Ultimately, Richards did win her case, and was able to play in the 1977 U.S. Open. She lost in the first round of singles competition, but was able to make it to the finals playing doubles. The latter could be considered Richards' high water mark when it came to her tennis career.

This leads us back to today. Another 40 years on, and we are still arguing about gender in athletics. Today, the biggest name mired in controversy is Caster Semenya, a lesbian middle-distance runner and gold medalist at the 2016 Olympics in Rio de Janeiro.

It is debates over Semenya, who, like Richards, has been required to prove her gender in order to compete — and has been barred for refusing such tests — that have helped fuel a lot of the controversy over trans student athletes. Semenya, however, is not transgender. She has naturally occurring high levels of testosterone.

Not that details matter much to those seeking to smear anyone who doesn't fit their narrow definitions of sex and gender.

A lot of the discussion, though, is more of the same sort of anti-transgender animus wrapped up in faux sympathy over women's causes that has gone on for ages. This isn't about protecting women in sports so much as it is about creating an exclusion.

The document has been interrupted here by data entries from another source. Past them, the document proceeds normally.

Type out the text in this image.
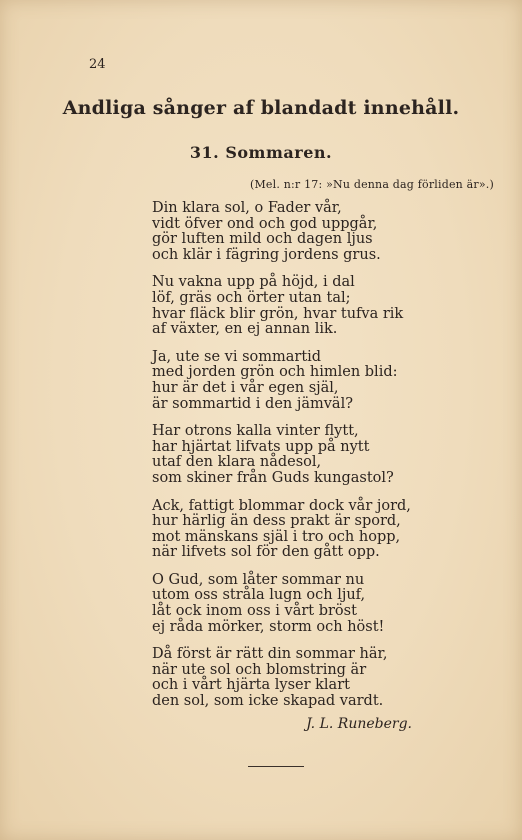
24
Andliga sånger af blandadt innehåll.
31. Sommaren.
(Mel. n:r 17: »Nu denna dag förliden är».)
Din klara sol, o Fader vår,
vidt öfver ond och god uppgår,
gör luften mild och dagen ljus
och klär i fägring jordens grus.
Nu vakna upp på höjd, i dal
löf, gräs och örter utan tal;
hvar fläck blir grön, hvar tufva rik
af växter, en ej annan lik.
Ja, ute se vi sommartid
med jorden grön och himlen blid:
hur är det i vår egen själ,
är sommartid i den jämväl?
Har otrons kalla vinter flytt,
har hjärtat lifvats upp på nytt
utaf den klara nådesol,
som skiner från Guds kungastol?
Ack, fattigt blommar dock vår jord,
hur härlig än dess prakt är spord,
mot mänskans själ i tro och hopp,
när lifvets sol för den gått opp.
O Gud, som låter sommar nu
utom oss stråla lugn och ljuf,
låt ock inom oss i vårt bröst
ej råda mörker, storm och höst!
Då först är rätt din sommar här,
när ute sol och blomstring är
och i vårt hjärta lyser klart
den sol, som icke skapad vardt.
J. L. Runeberg.
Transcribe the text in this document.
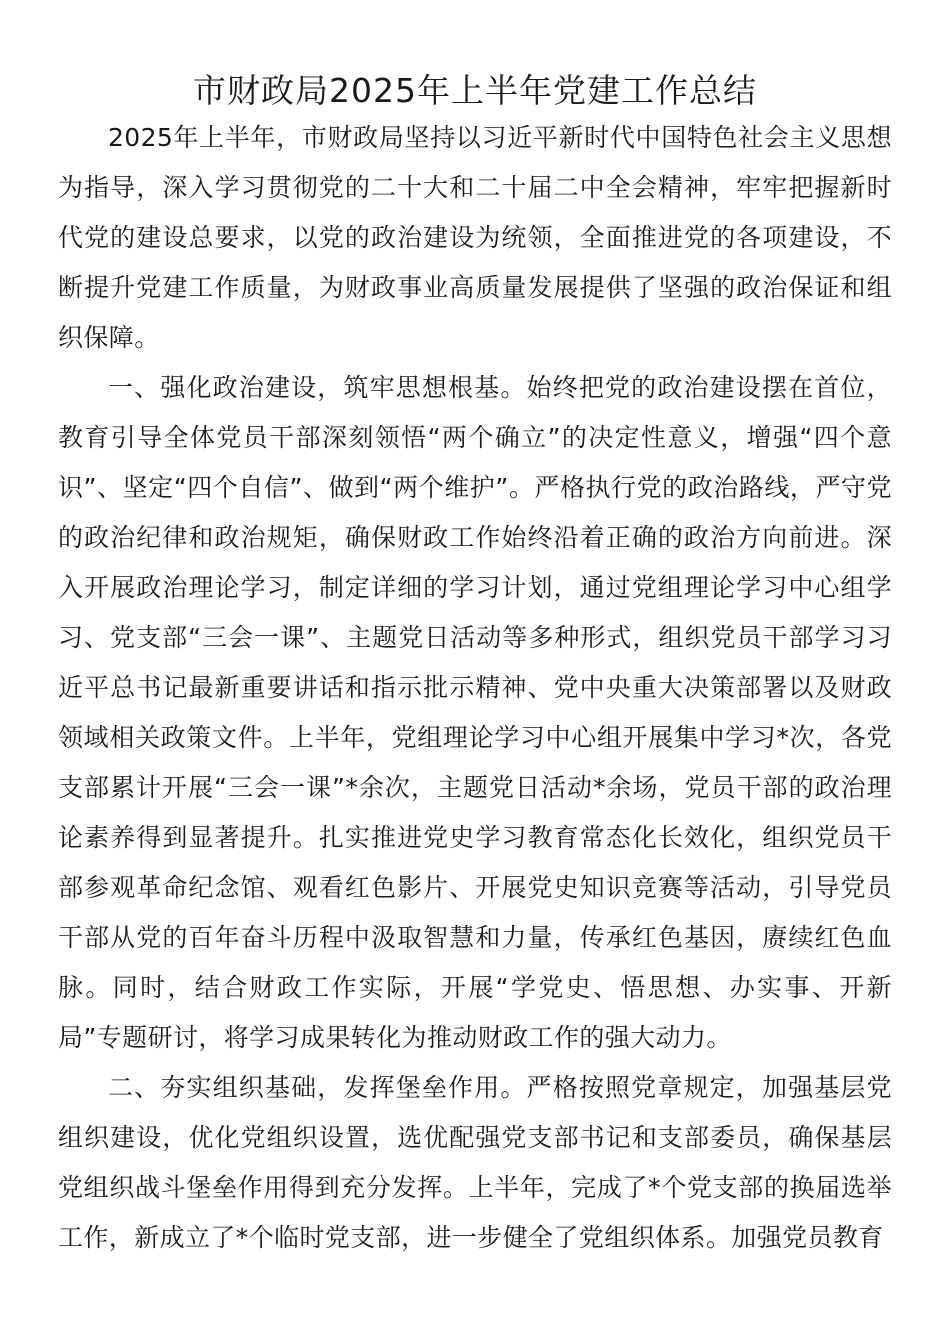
市财政局2025年上半年党建工作总结

2025年上半年，市财政局坚持以习近平新时代中国特色社会主义思想为指导，深入学习贯彻党的二十大和二十届二中全会精神，牢牢把握新时代党的建设总要求，以党的政治建设为统领，全面推进党的各项建设，不断提升党建工作质量，为财政事业高质量发展提供了坚强的政治保证和组织保障。

一、强化政治建设，筑牢思想根基。始终把党的政治建设摆在首位，教育引导全体党员干部深刻领悟“两个确立”的决定性意义，增强“四个意识”、坚定“四个自信”、做到“两个维护”。严格执行党的政治路线，严守党的政治纪律和政治规矩，确保财政工作始终沿着正确的政治方向前进。深入开展政治理论学习，制定详细的学习计划，通过党组理论学习中心组学习、党支部“三会一课”、主题党日活动等多种形式，组织党员干部学习习近平总书记最新重要讲话和指示批示精神、党中央重大决策部署以及财政领域相关政策文件。上半年，党组理论学习中心组开展集中学习*次，各党支部累计开展“三会一课”*余次，主题党日活动*余场，党员干部的政治理论素养得到显著提升。扎实推进党史学习教育常态化长效化，组织党员干部参观革命纪念馆、观看红色影片、开展党史知识竞赛等活动，引导党员干部从党的百年奋斗历程中汲取智慧和力量，传承红色基因，赓续红色血脉。同时，结合财政工作实际，开展“学党史、悟思想、办实事、开新局”专题研讨，将学习成果转化为推动财政工作的强大动力。

二、夯实组织基础，发挥堡垒作用。严格按照党章规定，加强基层党组织建设，优化党组织设置，选优配强党支部书记和支部委员，确保基层党组织战斗堡垒作用得到充分发挥。上半年，完成了*个党支部的换届选举工作，新成立了*个临时党支部，进一步健全了党组织体系。加强党员教育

What's more, just as we saw with trying to bar trans women from restrooms, it will be all women, trans or not, who will bear the burden. This will be used to shame any woman who is viewed as not feminine enough and will discourage women from competing in an environment built on suspicion.

Meanwhile, in 80 years of fears over men participating in women's sports, not one case has come forth to actually show an unfair advantage. That alone should show just how foolish this debate even is.

It's time to let trans people compete, and leave such naked bigotry behind.